I once met Gore Vidal, whose ‘Lincoln’ provoked a fantastically funny (and lengthy) exchange of letters in the NYRB, in which he blithely humiliated a squadron of bleating historians (well worth Googling). Imagine Gore’s horror when, some years after the novel was published, convincing evidence emerged to the effect that Lincoln was bisexual, and wasn’t too careful about concealing the fact. Anyway, Gore told us a story – I suspect one of his party pieces – about working on the script of Ben Hur. One day at Cinecitta he saw an art director who was dressing the set for a feasting scene by putting a bowl of tomatoes on the table. “So I asked if Mrs.

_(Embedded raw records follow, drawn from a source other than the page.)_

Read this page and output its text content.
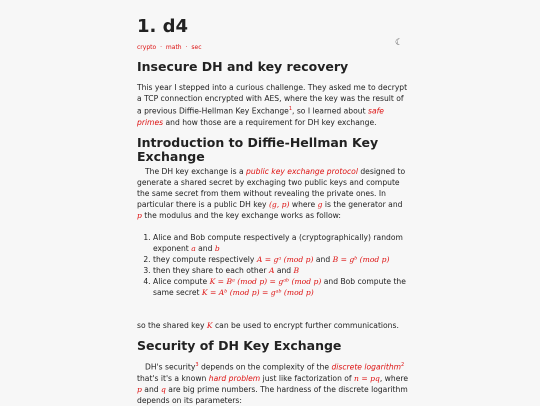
1. d4
crypto · math · sec
Insecure DH and key recovery

This year I stepped into a curious challenge. They asked me to decrypt a TCP connection encrypted with AES, where the key was the result of a previous Diffie-Hellman Key Exchange$^1$, so I learned about safe primes and how those are a requirement for DH key exchange.

Introduction to Diffie-Hellman Key Exchange

The DH key exchange is a public key exchange protocol designed to generate a shared secret by exchaging two public keys and compute the same secret from them without revealing the private ones. In particular there is a public DH key (g, p) where g is the generator and p the modulus and the key exchange works as follow:

1. Alice and Bob compute respectively a (cryptographically) random exponent a and b
2. they compute respectively A = gᵃ (mod p) and B = gᵇ (mod p)
3. then they share to each other A and B
4. Alice compute K = Bᵃ (mod p) = gᵃᵇ (mod p) and Bob compute the same secret K = Aᵇ (mod p) = gᵃᵇ (mod p)

so the shared key K can be used to encrypt further communications.

Security of DH Key Exchange

DH's security$^3$ depends on the complexity of the discrete logarithm$^2$ that's it's a known hard problem just like factorization of n = pq, where p and q are big prime numbers. The hardness of the discrete logarithm depends on its parameters:

☾
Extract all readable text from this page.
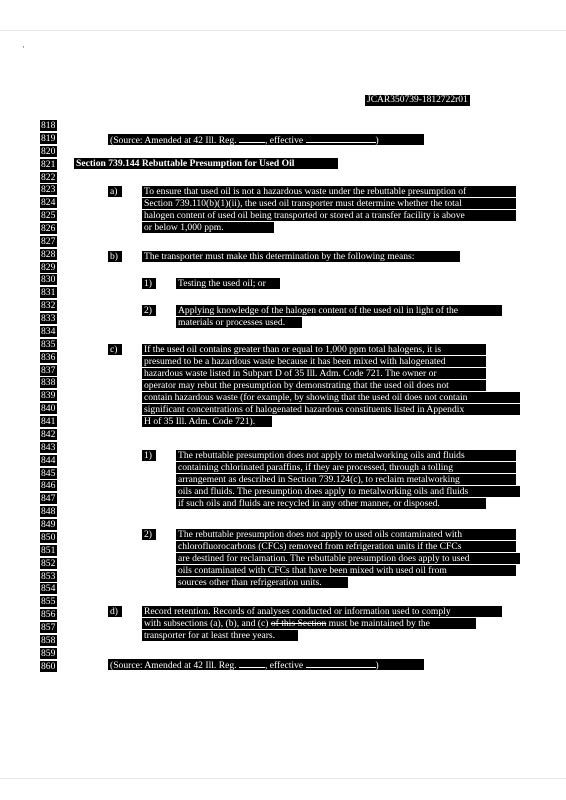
·
JCAR350739-1812722r01
818
819
820
821
822
823
824
825
826
827
828
829
830
831
832
833
834
835
836
837
838
839
840
841
842
843
844
845
846
847
848
849
850
851
852
853
854
855
856
857
858
859
860
(Source: Amended at 42 Ill. Reg.	, effective	)
Section 739.144 Rebuttable Presumption for Used Oil
a)	To ensure that used oil is not a hazardous waste under the rebuttable presumption of
Section 739.110(b)(1)(ii), the used oil transporter must determine whether the total
halogen content of used oil being transported or stored at a transfer facility is above
or below 1,000 ppm.
b)	The transporter must make this determination by the following means:
1)	Testing the used oil; or
2)	Applying knowledge of the halogen content of the used oil in light of the
materials or processes used.
c)	If the used oil contains greater than or equal to 1,000 ppm total halogens, it is
presumed to be a hazardous waste because it has been mixed with halogenated
hazardous waste listed in Subpart D of 35 Ill. Adm. Code 721. The owner or
operator may rebut the presumption by demonstrating that the used oil does not
contain hazardous waste (for example, by showing that the used oil does not contain
significant concentrations of halogenated hazardous constituents listed in Appendix
H of 35 Ill. Adm. Code 721).
1)	The rebuttable presumption does not apply to metalworking oils and fluids
containing chlorinated paraffins, if they are processed, through a tolling
arrangement as described in Section 739.124(c), to reclaim metalworking
oils and fluids. The presumption does apply to metalworking oils and fluids
if such oils and fluids are recycled in any other manner, or disposed.
2)	The rebuttable presumption does not apply to used oils contaminated with
chlorofluorocarbons (CFCs) removed from refrigeration units if the CFCs
are destined for reclamation. The rebuttable presumption does apply to used
oils contaminated with CFCs that have been mixed with used oil from
sources other than refrigeration units.
d)	Record retention. Records of analyses conducted or information used to comply
with subsections (a), (b), and (c) of this Section must be maintained by the
transporter for at least three years.
(Source: Amended at 42 Ill. Reg.	, effective	)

Hur was planning to make Ben a bacon, lettuce and tomato sandwich.” His point being, of course, that tomatoes came from the New World and didn’t exist in Palestine in 30AD. (Apologies, but ‘CE’ holds no grandeur for me).

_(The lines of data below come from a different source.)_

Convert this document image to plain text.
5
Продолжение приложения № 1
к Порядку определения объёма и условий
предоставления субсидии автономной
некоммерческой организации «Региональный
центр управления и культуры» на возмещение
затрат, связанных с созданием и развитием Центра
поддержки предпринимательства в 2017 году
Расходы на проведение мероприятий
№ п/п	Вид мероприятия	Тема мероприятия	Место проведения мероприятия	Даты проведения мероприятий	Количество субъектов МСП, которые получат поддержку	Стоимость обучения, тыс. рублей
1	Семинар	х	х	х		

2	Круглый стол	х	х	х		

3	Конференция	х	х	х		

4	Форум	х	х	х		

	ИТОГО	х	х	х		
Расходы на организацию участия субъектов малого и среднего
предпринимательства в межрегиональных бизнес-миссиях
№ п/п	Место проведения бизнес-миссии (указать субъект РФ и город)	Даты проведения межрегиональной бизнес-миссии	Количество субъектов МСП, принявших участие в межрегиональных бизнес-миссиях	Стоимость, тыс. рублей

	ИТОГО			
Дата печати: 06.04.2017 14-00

This story has haunted me ever since. Did they eat potatoes in Malta in 1565? It’s cutting it fine, I know, but not impossible – and would Gore Vidal review my book and humiliate me as he did the professors from Yale?

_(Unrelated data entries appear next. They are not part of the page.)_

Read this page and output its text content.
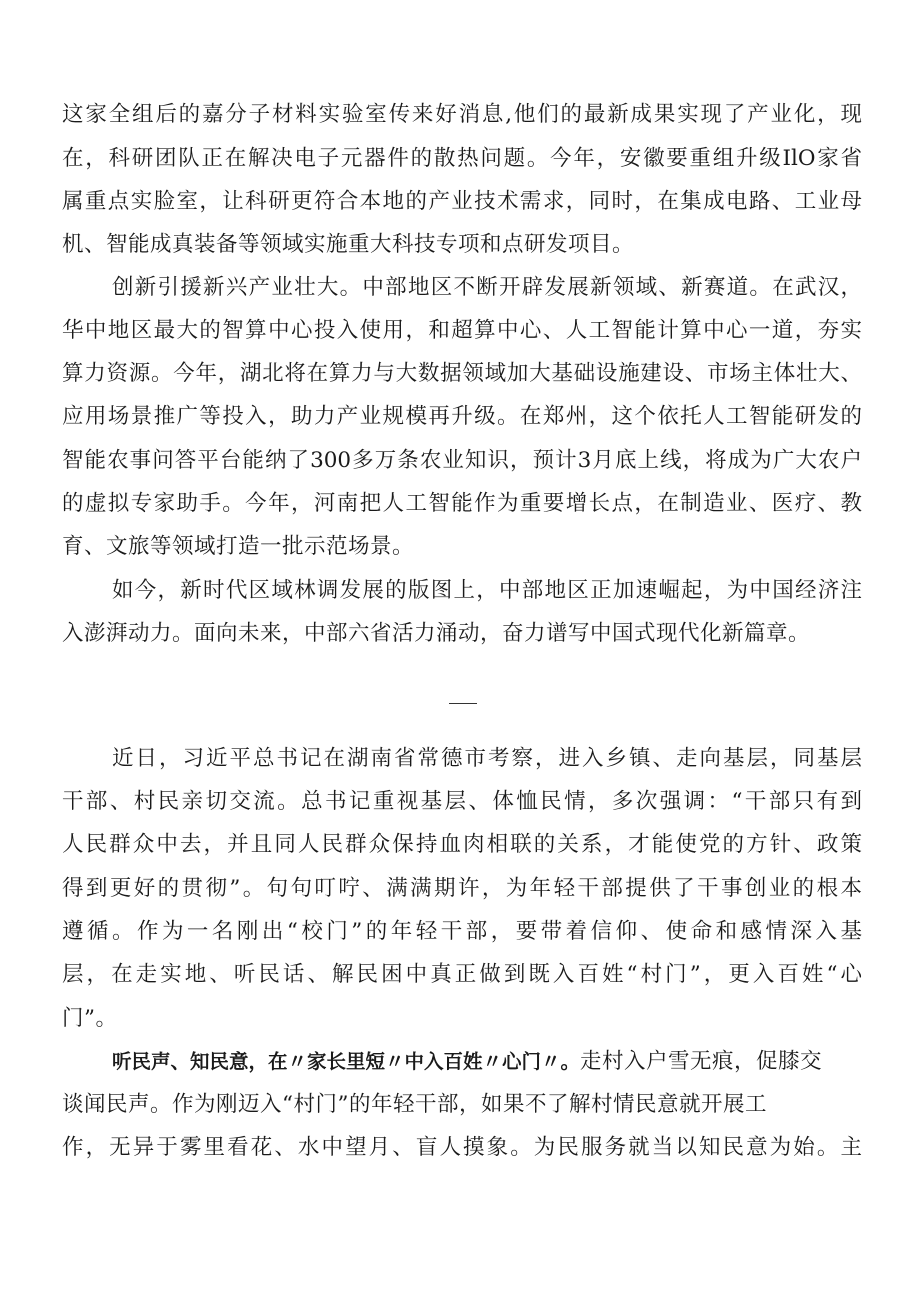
这家全组后的嘉分子材料实验室传来好消息,他们的最新成果实现了产业化，现
在，科研团队正在解决电子元器件的散热问题。今年，安徽要重组升级IlO家省
属重点实脸室，让科研更符合本地的产业技术需求，同时，在集成电路、工业母
机、智能成真装备等领域实施重大科技专项和点研发项目。
创新引援新兴产业壮大。中部地区不断开辟发展新领域、新赛道。在武汉，
华中地区最大的智算中心投入使用，和超算中心、人工智能计算中心一道，夯实
算力资源。今年，湖北将在算力与大数据领域加大基础设施建设、市场主体壮大、
应用场景推广等投入，助力产业规模再升级。在郑州，这个依托人工智能研发的
智能农事问答平台能纳了300多万条农业知识，预计3月底上线，将成为广大农户
的虚拟专家助手。今年，河南把人工智能作为重要增长点，在制造业、医疗、教
育、文旅等领域打造一批示范场景。
如今，新时代区域林调发展的版图上，中部地区正加速崛起，为中国经济注
入澎湃动力。面向未来，中部六省活力涌动，奋力谱写中国式现代化新篇章。
近日，习近平总书记在湖南省常德市考察，进入乡镇、走向基层，同基层
干部、村民亲切交流。总书记重视基层、体恤民情，多次强调：“干部只有到
人民群众中去，并且同人民群众保持血肉相联的关系，才能使党的方针、政策
得到更好的贯彻”。句句叮咛、满满期许，为年轻干部提供了干事创业的根本
遵循。作为一名刚出“校门”的年轻干部，要带着信仰、使命和感情深入基
层，在走实地、听民话、解民困中真正做到既入百姓“村门”，更入百姓“心
门”。
听民声、知民意，在〃家长里短〃中入百姓〃心门〃。走村入户雪无痕，促膝交
谈闻民声。作为刚迈入“村门”的年轻干部，如果不了解村情民意就开展工
作，无异于雾里看花、水中望月、盲人摸象。为民服务就当以知民意为始。主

Thus at a certain moment I found myself wondering if there was a chiming clock in Paris in 1572, because it would be very useful, plot-wise, for my hero to hear it. After some hours of research I discovered that not only did the clock of the Conciergerie chime, it was in the perfect location to be heard at the moment I needed it. I wrote the scenes. The chimes worked marvellously. A month later I discovered that the chimes were not installed in said clock until 1573, under Henri III. Do I take the chimes out of the novel and re-write three chapters? Is there a single living soul among the few who will ever read the book that will know this exceedingly obscure fact? If they do, will they forgive me?

Gore’s tomato story returned to haunt me, along with the ghost of Charlton Heston and his BLT. I took the chimes out. I struggled to find a way for the hero to see the clock instead of hear it. A convenient gap – a wharf? – between the buildings crowding the right bank of the Seine? Knock the buildings down? (Who would know that they were ever there, except the odd art historian who might remember the paintings thereof?) Have him climb on the roof?

I rewrote it. But should I have? You multiply that kind of problem by at least a hundred time per novel and it becomes a recipe for insanity. Or at least for the urge to write a novel about last week.

Any advice would be welcome.

The illusion of historical ‘realism’, and the whole question of ‘history’ itself as a vast and shifting work of fiction/propaganda, are topics that will have to await future posts.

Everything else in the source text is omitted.